At this stage discussions with works councils and other groups are on going and Parexel is unable to give further details. Parexel expects to have completed the restructuring by January 2012, although this is subject to progress in discussion with works councils and other groups.
Shifting focus
Global overcapacity has led to competitors offering discounts of 20 per cent, said Goldberg, and this has hit margins at Parexel. Parexel believes making the cuts and focusing resources on growth early phase areas, notably trials in patients, will help return the unit to profitability.
Up to one-third of new early phase business at Parexel is for patient – healthy volunteer hybrid work, said Goldberg, and in light of this the company plans to refine its early phase business to “straddle Phase I and II”.
Expanding relationships with external early phase sites is one element of the post-restructuring strategy. Working with external partners should help Parexel retain scale and access to patient populations.
Parexel is keen to keep up a solid presence in early phase as it views the unit as an important element of being a full service provider. Furthermore, Parexel, like Icon, referred to increased interest in early phase strategic partnerships and needs to keep scale to compete for this work.

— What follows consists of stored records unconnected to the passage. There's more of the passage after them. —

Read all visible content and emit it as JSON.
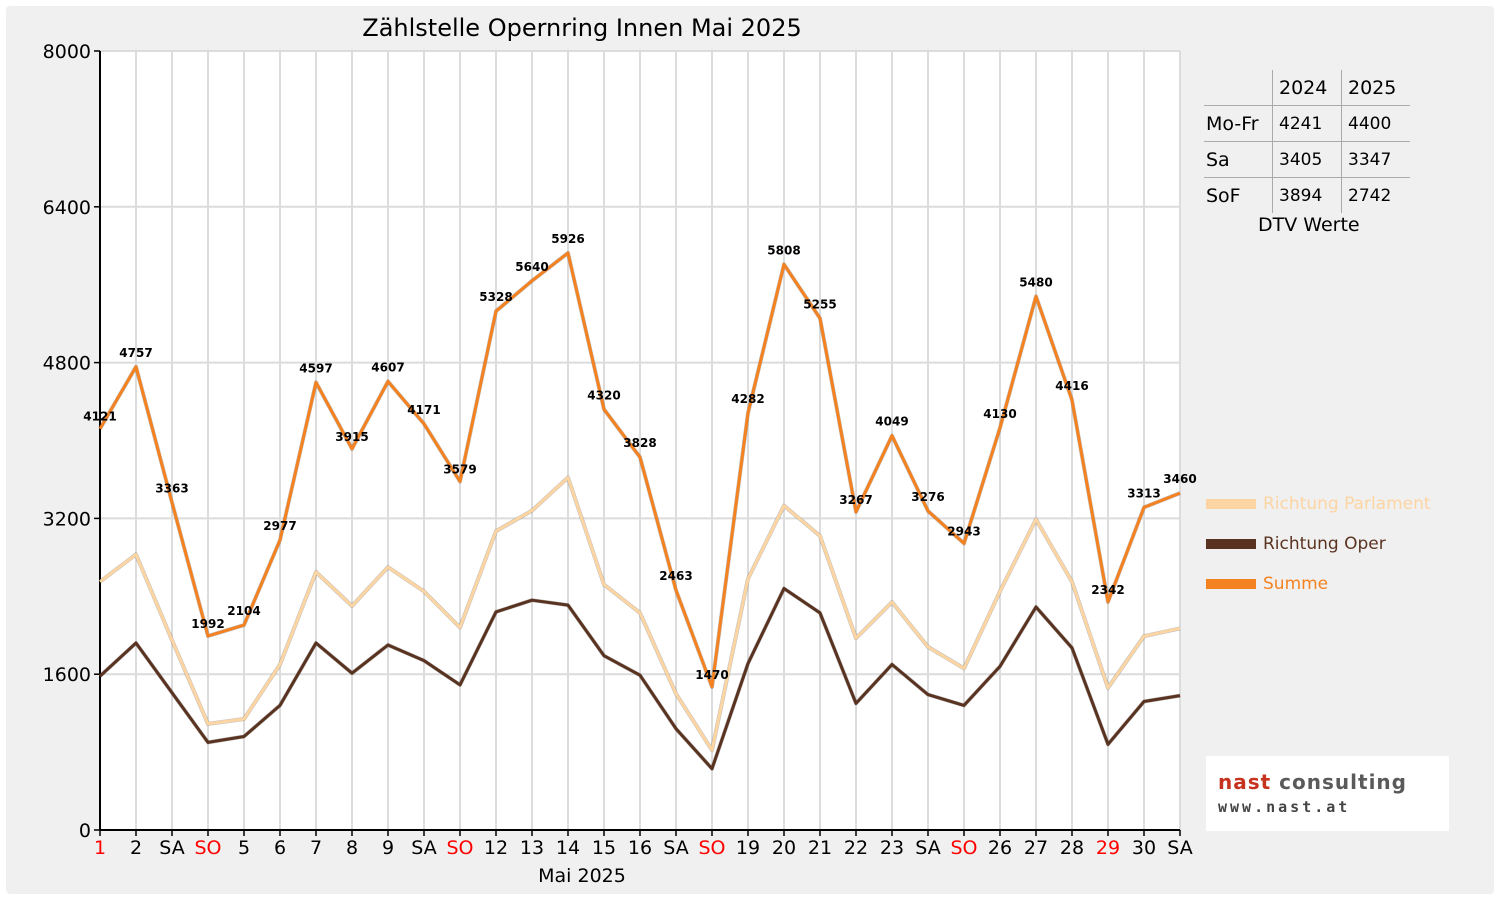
{
  "chart_data": {
    "type": "line",
    "title": "Zählstelle Opernring Innen Mai 2025",
    "xlabel": "Mai 2025",
    "ylabel": "",
    "ylim": [
      0,
      8000
    ],
    "yticks": [
      0,
      1600,
      3200,
      4800,
      6400,
      8000
    ],
    "grid": true,
    "legend_position": "right",
    "categories": [
      "1",
      "2",
      "SA",
      "SO",
      "5",
      "6",
      "7",
      "8",
      "9",
      "SA",
      "SO",
      "12",
      "13",
      "14",
      "15",
      "16",
      "SA",
      "SO",
      "19",
      "20",
      "21",
      "22",
      "23",
      "SA",
      "SO",
      "26",
      "27",
      "28",
      "29",
      "30",
      "SA"
    ],
    "red_categories": [
      0,
      3,
      10,
      17,
      24,
      28
    ],
    "series": [
      {
        "name": "Richtung Parlament",
        "color": "#fcd5a2",
        "values": [
          2550,
          2830,
          1950,
          1090,
          1140,
          1700,
          2650,
          2300,
          2700,
          2450,
          2080,
          3070,
          3280,
          3620,
          2520,
          2230,
          1400,
          820,
          2580,
          3330,
          3020,
          1970,
          2340,
          1880,
          1660,
          2450,
          3190,
          2550,
          1460,
          1990,
          2070
        ]
      },
      {
        "name": "Richtung Oper",
        "color": "#5a3320",
        "values": [
          1580,
          1920,
          1410,
          900,
          960,
          1280,
          1920,
          1610,
          1900,
          1740,
          1490,
          2240,
          2360,
          2310,
          1790,
          1590,
          1040,
          630,
          1710,
          2480,
          2230,
          1300,
          1700,
          1390,
          1280,
          1680,
          2290,
          1870,
          880,
          1320,
          1380
        ]
      },
      {
        "name": "Summe",
        "color": "#f58220",
        "values": [
          4121,
          4757,
          3363,
          1992,
          2104,
          2977,
          4597,
          3915,
          4607,
          4171,
          3579,
          5328,
          5640,
          5926,
          4320,
          3828,
          2463,
          1470,
          4282,
          5808,
          5255,
          3267,
          4049,
          3276,
          2943,
          4130,
          5480,
          4416,
          2342,
          3313,
          3460
        ]
      }
    ],
    "data_labels": [
      "4121",
      "4757",
      "3363",
      "1992",
      "2104",
      "2977",
      "4597",
      "3915",
      "4607",
      "4171",
      "3579",
      "5328",
      "5640",
      "5926",
      "4320",
      "3828",
      "2463",
      "1470",
      "4282",
      "5808",
      "5255",
      "3267",
      "4049",
      "3276",
      "2943",
      "4130",
      "5480",
      "4416",
      "2342",
      "3313",
      "3460"
    ]
  },
  "dtv_table": {
    "caption": "DTV Werte",
    "headers": [
      "",
      "2024",
      "2025"
    ],
    "rows": [
      {
        "label": "Mo-Fr",
        "v2024": "4241",
        "v2025": "4400"
      },
      {
        "label": "Sa",
        "v2024": "3405",
        "v2025": "3347"
      },
      {
        "label": "SoF",
        "v2024": "3894",
        "v2025": "2742"
      }
    ]
  },
  "legend": [
    {
      "label": "Richtung Parlament",
      "color": "#fcd5a2"
    },
    {
      "label": "Richtung Oper",
      "color": "#5a3320"
    },
    {
      "label": "Summe",
      "color": "#f58220"
    }
  ],
  "logo": {
    "name_part1": "nast",
    "name_part2": "consulting",
    "url": "www.nast.at"
  }
}
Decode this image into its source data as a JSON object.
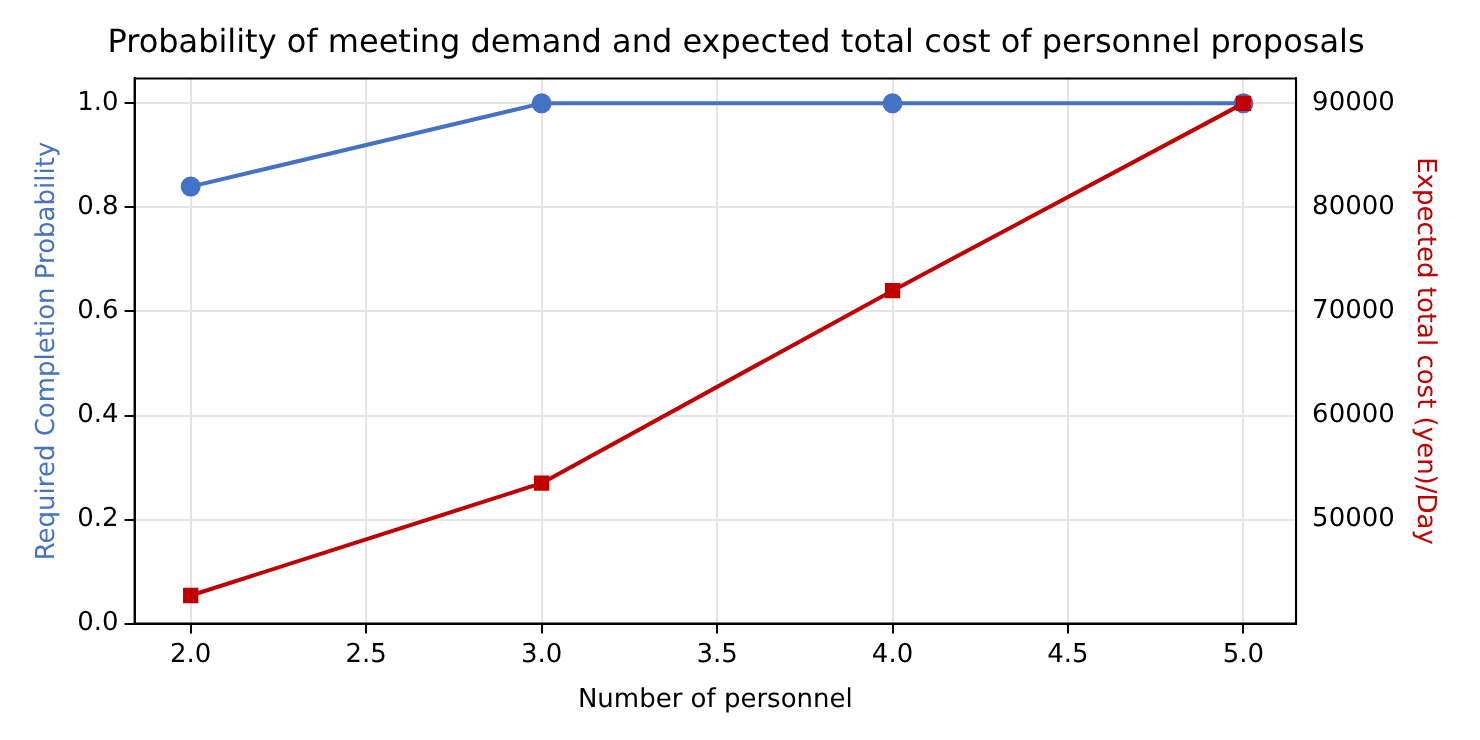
{
  "chart_data": {
    "type": "line",
    "title": "Probability of meeting demand and expected total cost of personnel proposals",
    "xlabel": "Number of personnel",
    "ylabel": "Required Completion Probability",
    "y2label": "Expected total cost (yen)/Day",
    "x": [
      2,
      3,
      4,
      5
    ],
    "series": [
      {
        "color": "#4472c4",
        "marker": "circle",
        "values": [
          0.84,
          1.0,
          1.0,
          1.0
        ]
      },
      {
        "color": "#c00000",
        "marker": "square",
        "axis": "y2",
        "values": [
          42700,
          53500,
          72000,
          90000
        ]
      }
    ],
    "xlim": [
      1.84,
      5.15
    ],
    "xticks": [
      {
        "value": 2,
        "label": "2.0"
      },
      2.5,
      {
        "value": 3,
        "label": "3.0"
      },
      3.5,
      {
        "value": 4,
        "label": "4.0"
      },
      4.5,
      {
        "value": 5,
        "label": "5.0"
      }
    ],
    "ylim": [
      0,
      1.048
    ],
    "yticks": [
      {
        "value": 0,
        "label": "0.0"
      },
      0.2,
      0.4,
      0.6,
      0.8,
      {
        "value": 1,
        "label": "1.0"
      }
    ],
    "y2lim": [
      40000,
      92400
    ],
    "y2ticks": [
      50000,
      60000,
      70000,
      80000,
      90000
    ],
    "grid": true,
    "legend": false
  }
}
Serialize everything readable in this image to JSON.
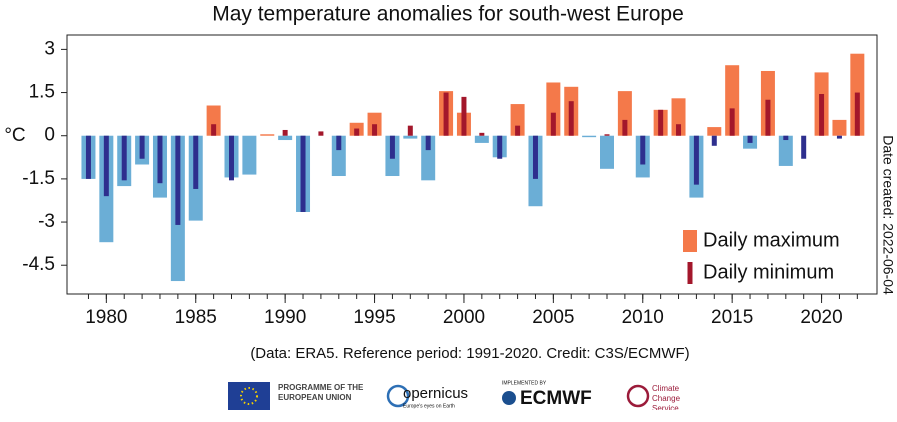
{
  "chart_data": {
    "type": "bar",
    "title": "May temperature anomalies  for south-west Europe",
    "y_label": "°C",
    "side_note": "Date created: 2022-06-04",
    "source": "(Data: ERA5.  Reference period: 1991-2020.  Credit: C3S/ECMWF)",
    "x": [
      1979,
      1980,
      1981,
      1982,
      1983,
      1984,
      1985,
      1986,
      1987,
      1988,
      1989,
      1990,
      1991,
      1992,
      1993,
      1994,
      1995,
      1996,
      1997,
      1998,
      1999,
      2000,
      2001,
      2002,
      2003,
      2004,
      2005,
      2006,
      2007,
      2008,
      2009,
      2010,
      2011,
      2012,
      2013,
      2014,
      2015,
      2016,
      2017,
      2018,
      2019,
      2020,
      2021,
      2022
    ],
    "series": [
      {
        "name": "Daily maximum",
        "color": "#f4794a",
        "negative_color": "#6baed6",
        "values": [
          -1.5,
          -3.7,
          -1.75,
          -1.0,
          -2.15,
          -5.05,
          -2.95,
          1.05,
          -1.45,
          -1.35,
          0.05,
          -0.15,
          -2.65,
          0.0,
          -1.4,
          0.45,
          0.8,
          -1.4,
          -0.1,
          -1.55,
          1.55,
          0.8,
          -0.25,
          -0.75,
          1.1,
          -2.45,
          1.85,
          1.7,
          -0.05,
          -1.15,
          1.55,
          -1.45,
          0.9,
          1.3,
          -2.15,
          0.3,
          2.45,
          -0.45,
          2.25,
          -1.05,
          0.0,
          2.2,
          0.55,
          2.85
        ]
      },
      {
        "name": "Daily minimum",
        "color": "#a3172b",
        "negative_color": "#2e2f8e",
        "values": [
          -1.5,
          -2.1,
          -1.55,
          -0.8,
          -1.65,
          -3.1,
          -1.85,
          0.4,
          -1.55,
          0.0,
          0.0,
          0.2,
          -2.65,
          0.15,
          -0.5,
          0.25,
          0.4,
          -0.8,
          0.35,
          -0.5,
          1.5,
          1.35,
          0.1,
          -0.8,
          0.35,
          -1.5,
          0.8,
          1.2,
          0.0,
          0.05,
          0.55,
          -1.0,
          0.9,
          0.4,
          -1.7,
          -0.35,
          0.95,
          -0.25,
          1.25,
          -0.15,
          -0.8,
          1.45,
          -0.1,
          1.5
        ]
      }
    ],
    "xlim": [
      1977.8,
      2023.1
    ],
    "xticks": [
      1980,
      1985,
      1990,
      1995,
      2000,
      2005,
      2010,
      2015,
      2020
    ],
    "ylim": [
      -5.5,
      3.5
    ],
    "yticks": [
      3,
      1.5,
      0,
      -1.5,
      -3,
      -4.5
    ],
    "legend": "lower right"
  },
  "logos": {
    "eu": "PROGRAMME OF THE EUROPEAN UNION",
    "copernicus": "opernicus",
    "copernicus_tagline": "Europe's eyes on Earth",
    "ecmwf_tag": "IMPLEMENTED BY",
    "ecmwf": "ECMWF",
    "c3s": "Climate Change Service"
  }
}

In a note to investors Eric Coldwell, equity analyst at RW Baird, said: “Parexel is competing effectively for strategic partnerships on a platform supported by its global footprint, eClinical technology offerings, and therapeutic expertise.”
Losses at Perceptive Informatics
Like the early phase unit, Perceptive Informatics, the eClinical business at Parexel, is on course to make a loss in fiscal 2011. Parexel confirmed the unit is running at a loss during its investor day.
To return the unit to profitability Parexel is working to automate manual tasks, which could increase efficiency by 20 per cent, and offshore back office functions to low-cost countries.